The Consulate General of Korea in Atlanta has once again donated 10,000 medical masks to Korean War veterans in Georgia, offering what it said was a small token of appreciation for their sacrifice in defending the country.
“The Korean War is not a forgotten war. We strive to remember the 757 Georgians who lost their lives during the Korean War,” Consul General Young-jun Kim said in a small ceremony presenting the mask donation to the Georgia Department of Veterans Service.
The gesture was all the more important given the cancellation of in-person commemorations over the last year due to COVID-19 distancing guidelines, Mr. Kim said. The masks were of the KN94 variety, a Korea-made disposable mask with efficacy in blocking viral particles similar to an N95.
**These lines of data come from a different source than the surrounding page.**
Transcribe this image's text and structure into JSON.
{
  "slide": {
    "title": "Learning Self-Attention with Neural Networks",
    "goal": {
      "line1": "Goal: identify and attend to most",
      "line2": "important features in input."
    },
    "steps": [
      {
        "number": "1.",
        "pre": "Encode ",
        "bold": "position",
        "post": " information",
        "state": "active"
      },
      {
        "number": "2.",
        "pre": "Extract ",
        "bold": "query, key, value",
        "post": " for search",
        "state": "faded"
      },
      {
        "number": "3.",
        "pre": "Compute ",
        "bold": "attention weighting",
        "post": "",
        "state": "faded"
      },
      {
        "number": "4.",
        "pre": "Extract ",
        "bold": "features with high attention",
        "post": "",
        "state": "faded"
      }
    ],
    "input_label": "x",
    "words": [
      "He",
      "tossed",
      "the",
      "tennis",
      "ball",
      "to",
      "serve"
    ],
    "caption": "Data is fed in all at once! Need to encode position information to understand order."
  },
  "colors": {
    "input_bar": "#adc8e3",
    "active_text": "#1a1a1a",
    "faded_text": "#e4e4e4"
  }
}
Veterans Service Commissioner Mike Roby was on hand to accept the donation at the Floyd Veterans Memorial Building in downtown Atlanta March 9.
The consulate’s donation was not an isolated gesture of goodwill; it came from the highest level in Korea. The central government set aside 1 million masks last year, along with hand sanitizer, to be donated to veterans organizations. This year it doubled that number to 2 million, with Korea having largely contained COVID-19 and the U.S. still facing a very active pandemic despite the increasing administration of vaccines.
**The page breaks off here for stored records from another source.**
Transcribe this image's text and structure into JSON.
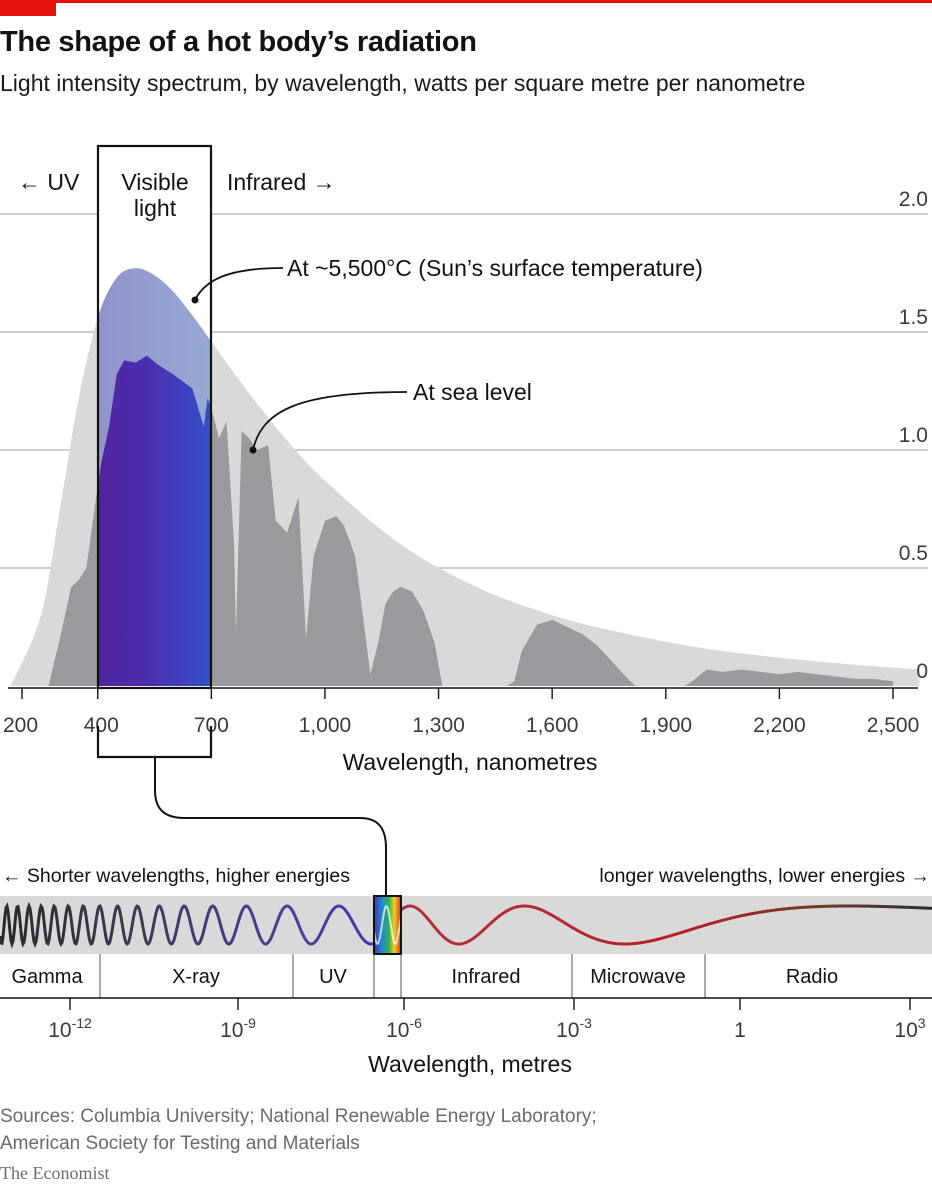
{
  "header": {
    "title": "The shape of a hot body’s radiation",
    "subtitle": "Light intensity spectrum, by wavelength, watts per square metre per nanometre"
  },
  "colors": {
    "brand_red": "#e3120b",
    "sun_fill": "#d9d9d9",
    "sea_fill": "#9a9a9e",
    "gridline": "#b0b0b0"
  },
  "chart_data": [
    {
      "type": "area",
      "xlabel": "Wavelength, nanometres",
      "ylabel": "",
      "xlim": [
        170,
        2570
      ],
      "ylim": [
        0,
        2.0
      ],
      "x_ticks": [
        200,
        400,
        700,
        1000,
        1300,
        1600,
        1900,
        2200,
        2500
      ],
      "x_tick_labels": [
        "200",
        "400",
        "700",
        "1,000",
        "1,300",
        "1,600",
        "1,900",
        "2,200",
        "2,500"
      ],
      "y_ticks": [
        0,
        0.5,
        1.0,
        1.5,
        2.0
      ],
      "y_tick_labels": [
        "0",
        "0.5",
        "1.0",
        "1.5",
        "2.0"
      ],
      "grid": true,
      "region_labels": [
        "← UV",
        "Visible light",
        "Infrared →"
      ],
      "visible_band": [
        400,
        700
      ],
      "series": [
        {
          "name": "At ~5,500°C (Sun’s surface temperature)",
          "x": [
            170,
            250,
            300,
            350,
            400,
            450,
            500,
            550,
            600,
            650,
            700,
            800,
            900,
            1000,
            1200,
            1400,
            1600,
            1800,
            2000,
            2200,
            2400,
            2570
          ],
          "y": [
            0.0,
            0.3,
            0.75,
            1.22,
            1.56,
            1.73,
            1.77,
            1.74,
            1.67,
            1.57,
            1.46,
            1.24,
            1.04,
            0.87,
            0.6,
            0.42,
            0.3,
            0.22,
            0.16,
            0.12,
            0.09,
            0.07
          ]
        },
        {
          "name": "At sea level",
          "x": [
            270,
            300,
            330,
            350,
            370,
            400,
            410,
            430,
            450,
            470,
            500,
            530,
            560,
            600,
            650,
            680,
            690,
            700,
            720,
            740,
            760,
            765,
            780,
            800,
            820,
            850,
            870,
            900,
            930,
            950,
            970,
            1000,
            1030,
            1050,
            1080,
            1100,
            1120,
            1140,
            1160,
            1180,
            1200,
            1230,
            1260,
            1290,
            1310,
            1330,
            1350,
            1370,
            1400,
            1440,
            1480,
            1500,
            1520,
            1560,
            1600,
            1640,
            1680,
            1720,
            1760,
            1800,
            1820,
            1850,
            1950,
            1970,
            2000,
            2010,
            2050,
            2100,
            2150,
            2200,
            2250,
            2300,
            2350,
            2400,
            2450,
            2500
          ],
          "y": [
            0.0,
            0.2,
            0.42,
            0.45,
            0.5,
            0.85,
            0.95,
            1.1,
            1.32,
            1.38,
            1.37,
            1.4,
            1.36,
            1.32,
            1.26,
            1.1,
            1.22,
            1.18,
            1.05,
            1.12,
            0.6,
            0.22,
            1.08,
            1.05,
            1.0,
            1.02,
            0.7,
            0.65,
            0.8,
            0.2,
            0.55,
            0.7,
            0.72,
            0.68,
            0.55,
            0.3,
            0.05,
            0.18,
            0.35,
            0.4,
            0.42,
            0.4,
            0.32,
            0.18,
            0.0,
            0.0,
            0.0,
            0.0,
            0.0,
            0.0,
            0.0,
            0.02,
            0.15,
            0.26,
            0.28,
            0.25,
            0.22,
            0.17,
            0.1,
            0.03,
            0.0,
            0.0,
            0.0,
            0.02,
            0.06,
            0.07,
            0.06,
            0.07,
            0.06,
            0.05,
            0.06,
            0.05,
            0.04,
            0.03,
            0.03,
            0.02
          ]
        }
      ],
      "annotations": [
        "At ~5,500°C (Sun’s surface temperature)",
        "At sea level"
      ]
    },
    {
      "type": "other",
      "title": "",
      "xlabel": "Wavelength, metres",
      "arrow_labels": [
        "← Shorter wavelengths, higher energies",
        "longer wavelengths, lower energies →"
      ],
      "bands": [
        "Gamma",
        "X-ray",
        "UV",
        "Infrared",
        "Microwave",
        "Radio"
      ],
      "x_tick_labels": [
        {
          "base": "10",
          "exp": "-12"
        },
        {
          "base": "10",
          "exp": "-9"
        },
        {
          "base": "10",
          "exp": "-6"
        },
        {
          "base": "10",
          "exp": "-3"
        },
        {
          "base": "1",
          "exp": ""
        },
        {
          "base": "10",
          "exp": "3"
        }
      ]
    }
  ],
  "footer": {
    "sources_line1": "Sources: Columbia University; National Renewable Energy Laboratory;",
    "sources_line2": "American Society for Testing and Materials",
    "brand": "The Economist"
  }
}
Mr. Kim presented a letter to veterans of the 22 United Nations “sending states” from the Korean prime minister to Mr. Roby.
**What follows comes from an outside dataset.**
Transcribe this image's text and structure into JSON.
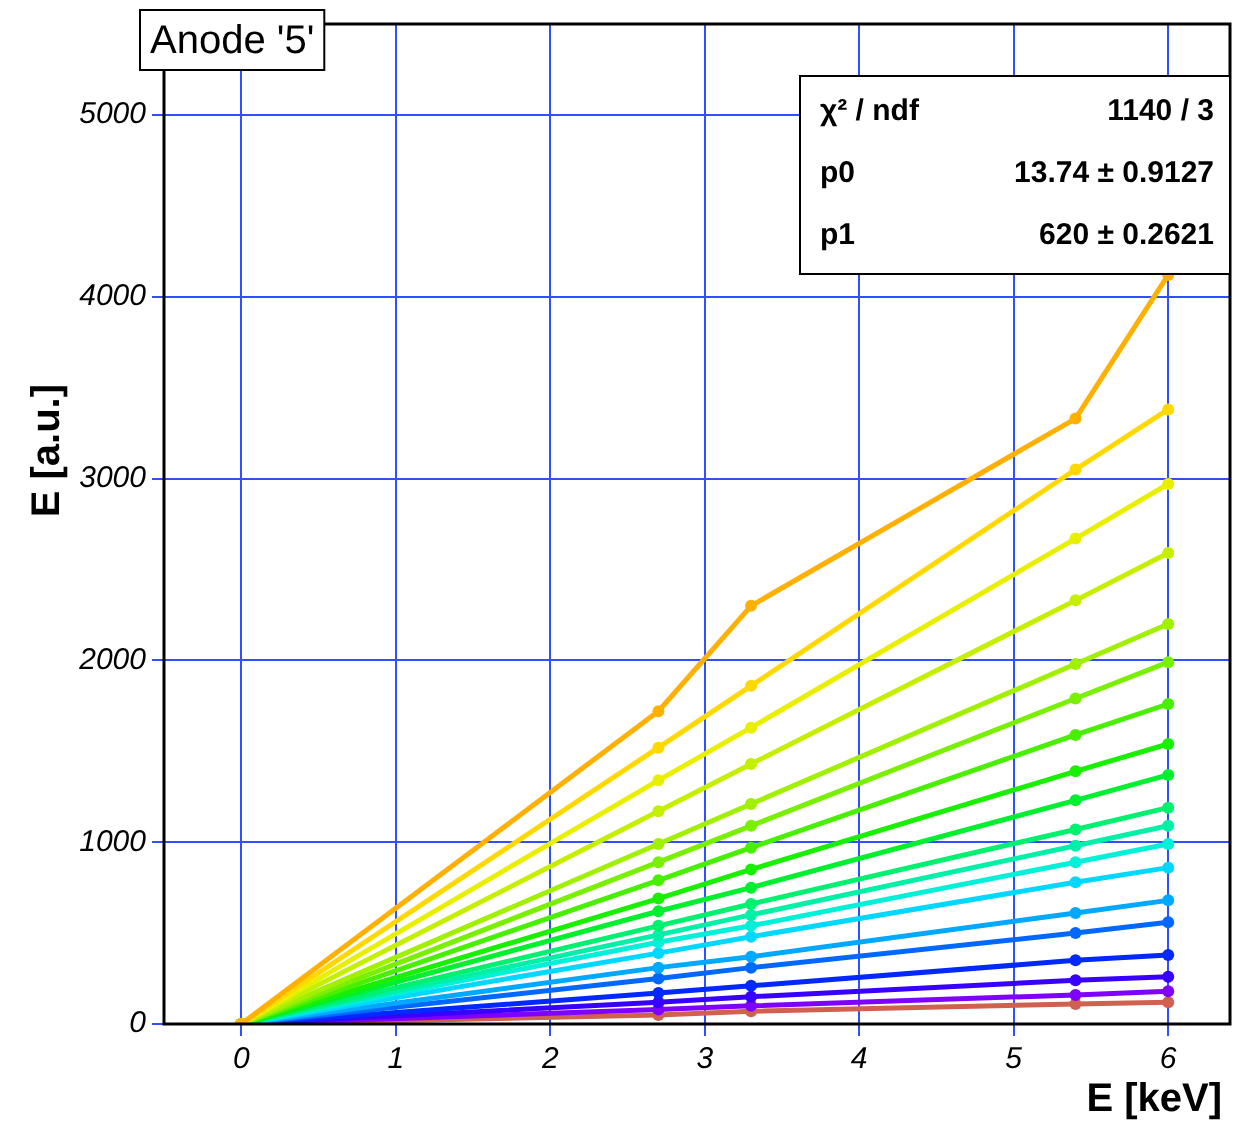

“Although the masks are miserable compared with such sacrifice and contributions, I hope that they will help you in dealing with the current pandemic. Korea will continue to remember and honor all the UN veterans of the Korean War for their sacrifice and contributions and to maintain its ties with the UN veterans’ descendants,” reads a translation of the letter from Prime Minister Chung Sye-kyun. It later adds: “As we got together to overcome difficulties 70 years ago, we will be able to overcome the current COVID-19 crisis if we stand together.”